Zain Abdullah is a self-taught photographer and has about 20 years of experience as a serious amateur photographer. His photographic works have been published by local publications namely Spirit of Malaysia coffee table book, Advanced Images magazine, Senses of Malaysia magazine, KL The Guide as well as international publications such as Islamica magazine, Fah Thai (in-flight magazine of Bangkok Airways), Woodmanstern UK and National Geographic magazine under Your Shot section.
Besides his passion in photography he is also equally interested in architectural heritage. He once gave a talk to a group of heritage buffs entitled “The influence of Islamic Architecture on Colonial Buildings in Malaysia”. The slide can still be accessed at https://www.slideshare.net/zainabdullah71. He was interviewed by the New Straits Times on his passion for architectural photography especially of heritage buildings. The interview was published in the New Straits Times dated 6 February 2017 in conjunction with the Federal Territory Day on 1 February. For his passion in architectural heritage he once served as a volunteer photographer for Badan Warisan Malaysia for 2 years (from 2014 to 2016).
He has been one of the judges for the photo contest organized by Perdana Leadership Foundation for the third times including the latest Merdeka Photo Contest with the theme of Malaysia United.
– Shape with light
Never shoot with the sun directly behind you. It creates boring, flat light on the subject. If you shoot with the light source to the side or behind the subject, you are able to shape with the light, creating a more interesting photo. Contrasting scene also accentuates the three-dimensionality of the subject.
This is a technique to use when you want to draw attention to something in your photograph. By framing a scene or a subject, say with a window or an archway, you lead the viewer’s eye to the primary focal point.

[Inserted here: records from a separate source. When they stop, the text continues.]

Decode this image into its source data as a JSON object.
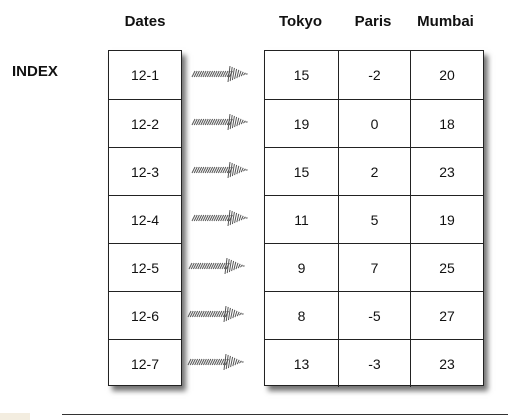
{
  "headers": {
    "dates": "Dates",
    "tokyo": "Tokyo",
    "paris": "Paris",
    "mumbai": "Mumbai"
  },
  "index_label": "INDEX",
  "rows": [
    {
      "date": "12-1",
      "tokyo": "15",
      "paris": "-2",
      "mumbai": "20"
    },
    {
      "date": "12-2",
      "tokyo": "19",
      "paris": "0",
      "mumbai": "18"
    },
    {
      "date": "12-3",
      "tokyo": "15",
      "paris": "2",
      "mumbai": "23"
    },
    {
      "date": "12-4",
      "tokyo": "11",
      "paris": "5",
      "mumbai": "19"
    },
    {
      "date": "12-5",
      "tokyo": "9",
      "paris": "7",
      "mumbai": "25"
    },
    {
      "date": "12-6",
      "tokyo": "8",
      "paris": "-5",
      "mumbai": "27"
    },
    {
      "date": "12-7",
      "tokyo": "13",
      "paris": "-3",
      "mumbai": "23"
    }
  ],
  "colors": {
    "border": "#222222",
    "arrow": "#555555",
    "text": "#111111"
  },
  "icons": {
    "row_arrow": "hatched-arrow-icon"
  }
}
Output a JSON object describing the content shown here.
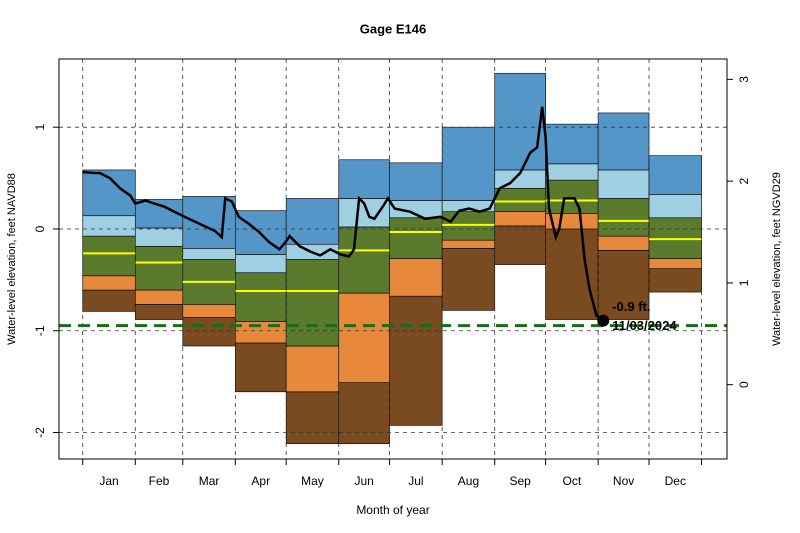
{
  "chart_data": {
    "type": "percentile-bands",
    "title": "Gage E146",
    "x_label": "Month of year",
    "y_label": "Water-level elevation, feet NAVD88",
    "y2_label": "Water-level elevation, feet NGVD29",
    "categories": [
      "Jan",
      "Feb",
      "Mar",
      "Apr",
      "May",
      "Jun",
      "Jul",
      "Aug",
      "Sep",
      "Oct",
      "Nov",
      "Dec"
    ],
    "xlim": [
      -14,
      380
    ],
    "xticks": [
      0,
      31,
      59,
      90,
      120,
      151,
      181,
      212,
      243,
      273,
      304,
      334,
      365
    ],
    "ylim": [
      -2.26,
      1.67
    ],
    "yticks": [
      -2,
      -1,
      0,
      1
    ],
    "y2lim": [
      -0.73,
      3.2
    ],
    "y2ticks": [
      0,
      1,
      2,
      3
    ],
    "grid": true,
    "levels": [
      {
        "values": [
          -0.81,
          -0.89,
          -1.15,
          -1.6,
          -2.11,
          -2.11,
          -1.93,
          -0.8,
          -0.35,
          -0.89,
          -0.89,
          -0.62
        ]
      },
      {
        "values": [
          -0.6,
          -0.74,
          -0.87,
          -1.12,
          -1.6,
          -1.51,
          -0.66,
          -0.19,
          0.03,
          0.0,
          -0.21,
          -0.39
        ]
      },
      {
        "values": [
          -0.46,
          -0.6,
          -0.74,
          -0.91,
          -1.15,
          -0.63,
          -0.29,
          -0.11,
          0.17,
          0.15,
          -0.07,
          -0.29
        ]
      },
      {
        "values": [
          -0.07,
          -0.17,
          -0.3,
          -0.43,
          -0.3,
          0.02,
          0.11,
          0.17,
          0.4,
          0.48,
          0.3,
          0.11
        ]
      },
      {
        "values": [
          0.13,
          0.01,
          -0.19,
          -0.25,
          -0.15,
          0.3,
          0.28,
          0.28,
          0.58,
          0.64,
          0.58,
          0.34
        ]
      },
      {
        "values": [
          0.58,
          0.29,
          0.32,
          0.18,
          0.3,
          0.68,
          0.65,
          1.0,
          1.53,
          1.03,
          1.14,
          0.72
        ]
      }
    ],
    "band_colors": [
      "#7a4a21",
      "#e8883a",
      "#5a7b2e",
      "#9ecfe3",
      "#5596c8"
    ],
    "median": {
      "color": "#ffff00",
      "values": [
        -0.24,
        -0.33,
        -0.52,
        -0.61,
        -0.61,
        -0.21,
        -0.03,
        0.04,
        0.27,
        0.28,
        0.08,
        -0.1
      ]
    },
    "line": {
      "color": "#000000",
      "x": [
        0,
        7,
        10,
        16,
        22,
        28,
        31,
        37,
        42,
        48,
        54,
        60,
        69,
        78,
        82,
        84,
        88,
        92,
        98,
        104,
        110,
        116,
        120,
        122,
        128,
        134,
        140,
        146,
        152,
        157,
        160,
        163,
        166,
        169,
        172,
        177,
        180,
        184,
        193,
        202,
        211,
        217,
        222,
        228,
        234,
        240,
        246,
        252,
        258,
        264,
        268,
        271,
        273,
        275,
        279,
        281,
        284,
        290,
        293,
        296,
        299,
        303,
        307
      ],
      "values": [
        0.56,
        0.55,
        0.55,
        0.5,
        0.4,
        0.33,
        0.25,
        0.28,
        0.25,
        0.22,
        0.17,
        0.12,
        0.05,
        -0.02,
        -0.08,
        0.3,
        0.27,
        0.12,
        0.05,
        -0.03,
        -0.13,
        -0.2,
        -0.12,
        -0.07,
        -0.17,
        -0.22,
        -0.26,
        -0.2,
        -0.25,
        -0.27,
        -0.2,
        0.3,
        0.25,
        0.12,
        0.1,
        0.22,
        0.3,
        0.2,
        0.17,
        0.1,
        0.12,
        0.07,
        0.18,
        0.2,
        0.17,
        0.2,
        0.4,
        0.45,
        0.55,
        0.75,
        0.8,
        1.2,
        0.9,
        0.2,
        -0.08,
        0.0,
        0.3,
        0.3,
        0.2,
        -0.3,
        -0.6,
        -0.85,
        -0.9
      ]
    },
    "reference_line": {
      "value": -0.95,
      "color": "#1a6b1a"
    },
    "annotations": [
      "-0.9 ft.",
      "11/03/2024"
    ]
  }
}
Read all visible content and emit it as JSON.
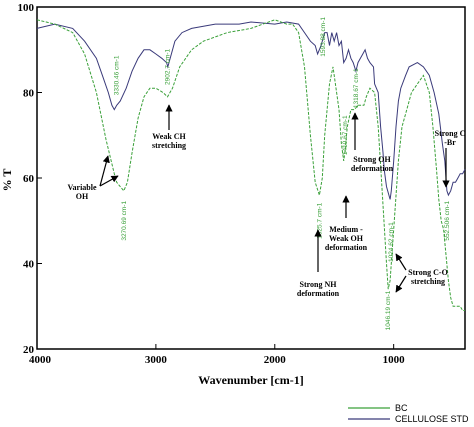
{
  "chart_data": {
    "type": "line",
    "xlabel": "Wavenumber [cm-1]",
    "ylabel": "% T",
    "xlim": [
      4000,
      400
    ],
    "ylim": [
      20,
      100
    ],
    "x_ticks": [
      "4000",
      "3000",
      "2000",
      "1000"
    ],
    "y_ticks": [
      "20",
      "40",
      "60",
      "80",
      "100"
    ],
    "grid": false,
    "legend_position": "bottom-right",
    "series": [
      {
        "name": "BC",
        "color": "#3aa039",
        "dashed": true,
        "points": [
          [
            4000,
            97
          ],
          [
            3850,
            96
          ],
          [
            3700,
            94
          ],
          [
            3600,
            89
          ],
          [
            3500,
            80
          ],
          [
            3420,
            69
          ],
          [
            3350,
            61
          ],
          [
            3330,
            59
          ],
          [
            3300,
            58
          ],
          [
            3270,
            57
          ],
          [
            3240,
            59
          ],
          [
            3200,
            66
          ],
          [
            3150,
            74
          ],
          [
            3100,
            79
          ],
          [
            3050,
            81
          ],
          [
            3000,
            81
          ],
          [
            2940,
            80
          ],
          [
            2902,
            79
          ],
          [
            2860,
            81
          ],
          [
            2800,
            86
          ],
          [
            2700,
            90
          ],
          [
            2600,
            92
          ],
          [
            2400,
            94
          ],
          [
            2200,
            95
          ],
          [
            2000,
            97
          ],
          [
            1900,
            96
          ],
          [
            1850,
            96
          ],
          [
            1800,
            94
          ],
          [
            1750,
            86
          ],
          [
            1700,
            70
          ],
          [
            1660,
            59
          ],
          [
            1625,
            56
          ],
          [
            1600,
            60
          ],
          [
            1580,
            70
          ],
          [
            1560,
            76
          ],
          [
            1540,
            82
          ],
          [
            1510,
            86
          ],
          [
            1490,
            82
          ],
          [
            1460,
            76
          ],
          [
            1440,
            68
          ],
          [
            1420,
            64
          ],
          [
            1410,
            66
          ],
          [
            1390,
            72
          ],
          [
            1360,
            76
          ],
          [
            1330,
            76
          ],
          [
            1300,
            77
          ],
          [
            1250,
            77
          ],
          [
            1230,
            79
          ],
          [
            1200,
            81
          ],
          [
            1160,
            80
          ],
          [
            1130,
            72
          ],
          [
            1110,
            63
          ],
          [
            1080,
            49
          ],
          [
            1060,
            40
          ],
          [
            1046,
            34
          ],
          [
            1030,
            36
          ],
          [
            1000,
            48
          ],
          [
            960,
            64
          ],
          [
            930,
            72
          ],
          [
            900,
            75
          ],
          [
            850,
            80
          ],
          [
            800,
            82
          ],
          [
            750,
            84
          ],
          [
            700,
            80
          ],
          [
            670,
            72
          ],
          [
            640,
            62
          ],
          [
            620,
            55
          ],
          [
            600,
            50
          ],
          [
            580,
            48
          ],
          [
            560,
            42
          ],
          [
            540,
            36
          ],
          [
            520,
            32
          ],
          [
            500,
            30
          ],
          [
            480,
            30
          ],
          [
            460,
            30
          ],
          [
            440,
            30
          ],
          [
            420,
            29
          ],
          [
            400,
            29
          ]
        ]
      },
      {
        "name": "CELLULOSE STD",
        "color": "#3a3a7a",
        "dashed": false,
        "points": [
          [
            4000,
            95
          ],
          [
            3850,
            96
          ],
          [
            3700,
            95
          ],
          [
            3600,
            92
          ],
          [
            3500,
            88
          ],
          [
            3450,
            84
          ],
          [
            3400,
            80
          ],
          [
            3370,
            77
          ],
          [
            3350,
            76
          ],
          [
            3330,
            77
          ],
          [
            3300,
            78
          ],
          [
            3250,
            81
          ],
          [
            3200,
            85
          ],
          [
            3150,
            88
          ],
          [
            3100,
            90
          ],
          [
            3050,
            90
          ],
          [
            3000,
            89
          ],
          [
            2950,
            88
          ],
          [
            2910,
            87
          ],
          [
            2900,
            86
          ],
          [
            2880,
            88
          ],
          [
            2840,
            92
          ],
          [
            2780,
            94
          ],
          [
            2700,
            95
          ],
          [
            2500,
            96
          ],
          [
            2300,
            96
          ],
          [
            2200,
            96.5
          ],
          [
            2000,
            96
          ],
          [
            1900,
            96.5
          ],
          [
            1800,
            96
          ],
          [
            1750,
            94
          ],
          [
            1700,
            92
          ],
          [
            1660,
            91
          ],
          [
            1640,
            89
          ],
          [
            1610,
            91
          ],
          [
            1580,
            94
          ],
          [
            1560,
            94
          ],
          [
            1540,
            91
          ],
          [
            1520,
            94
          ],
          [
            1500,
            92
          ],
          [
            1480,
            94
          ],
          [
            1460,
            91
          ],
          [
            1440,
            92
          ],
          [
            1420,
            87
          ],
          [
            1400,
            88
          ],
          [
            1380,
            90
          ],
          [
            1360,
            88
          ],
          [
            1340,
            87
          ],
          [
            1318,
            85
          ],
          [
            1300,
            87
          ],
          [
            1280,
            88
          ],
          [
            1260,
            89
          ],
          [
            1240,
            90
          ],
          [
            1220,
            88
          ],
          [
            1200,
            87
          ],
          [
            1170,
            86
          ],
          [
            1160,
            82
          ],
          [
            1130,
            80
          ],
          [
            1110,
            72
          ],
          [
            1090,
            66
          ],
          [
            1080,
            62
          ],
          [
            1060,
            58
          ],
          [
            1040,
            56
          ],
          [
            1030,
            55
          ],
          [
            1020,
            57
          ],
          [
            1000,
            64
          ],
          [
            980,
            72
          ],
          [
            960,
            78
          ],
          [
            940,
            81
          ],
          [
            900,
            84
          ],
          [
            870,
            86
          ],
          [
            800,
            87
          ],
          [
            750,
            86
          ],
          [
            700,
            84
          ],
          [
            660,
            80
          ],
          [
            620,
            75
          ],
          [
            590,
            68
          ],
          [
            570,
            64
          ],
          [
            560,
            60
          ],
          [
            552,
            57
          ],
          [
            540,
            56
          ],
          [
            520,
            57
          ],
          [
            500,
            59
          ],
          [
            480,
            59
          ],
          [
            460,
            60
          ],
          [
            440,
            61
          ],
          [
            420,
            61
          ],
          [
            400,
            62
          ]
        ]
      }
    ],
    "peak_labels": [
      {
        "text": "3330.46 cm-1",
        "x": 3330,
        "y": 84
      },
      {
        "text": "3270.69 cm-1",
        "x": 3270,
        "y": 50
      },
      {
        "text": "2902.7 cm-1",
        "x": 2902,
        "y": 86
      },
      {
        "text": "1593.88 cm-1",
        "x": 1593,
        "y": 93
      },
      {
        "text": "1318.67 cm-1",
        "x": 1318,
        "y": 81
      },
      {
        "text": "1625.7 cm-1",
        "x": 1625,
        "y": 50
      },
      {
        "text": "1410.67 cm-1",
        "x": 1410,
        "y": 70
      },
      {
        "text": "1024.62 cm-1",
        "x": 1024,
        "y": 45
      },
      {
        "text": "1046.19 cm-1",
        "x": 1046,
        "y": 29
      },
      {
        "text": "552.506 cm-1",
        "x": 552,
        "y": 50
      }
    ],
    "annotations": [
      {
        "lines": [
          "Variable",
          "OH"
        ]
      },
      {
        "lines": [
          "Weak CH",
          "stretching"
        ]
      },
      {
        "lines": [
          "Strong OH",
          "deformation"
        ]
      },
      {
        "lines": [
          "Medium -",
          "Weak OH",
          "deformation"
        ]
      },
      {
        "lines": [
          "Strong NH",
          "deformation"
        ]
      },
      {
        "lines": [
          "Strong C-O",
          "stretching"
        ]
      },
      {
        "lines": [
          "Strong C",
          "-Br"
        ]
      }
    ]
  }
}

– The Golden hour / The Magic Hour
Shoot portraits, architecture and landscapes at the golden hours — the light is softer and the colours are more vibrant. The golden hours are generally one hour after sunrise and one hour before sunset, provided the weather is clear.
– Shutter speed
Being aware of your shutter speed means the difference between taking a blurry photo and a sharp photo. It all depends on what you are after. If you are shooting a sporting event or children running around in the backyard, you probably want your subjects to be in focus. To capture fast action, you will have to use a shutter speed over 1/500th of a second, if not 1/1000th to 1/2000th. On the opposite end of the scale, you might want to capture the long streaks of a car’s tail lights running through your shot. Therefore, you would change your camera’s shutter speed to a long exposure. This could be one second, ten seconds, or even longer.
– Keep it simple / Less is more
Don’t try to pack too many elements into your image; it will just end up looking messy. If you just include one or two points of interest, your audience won’t be confused at where they should be looking or what they should be looking at.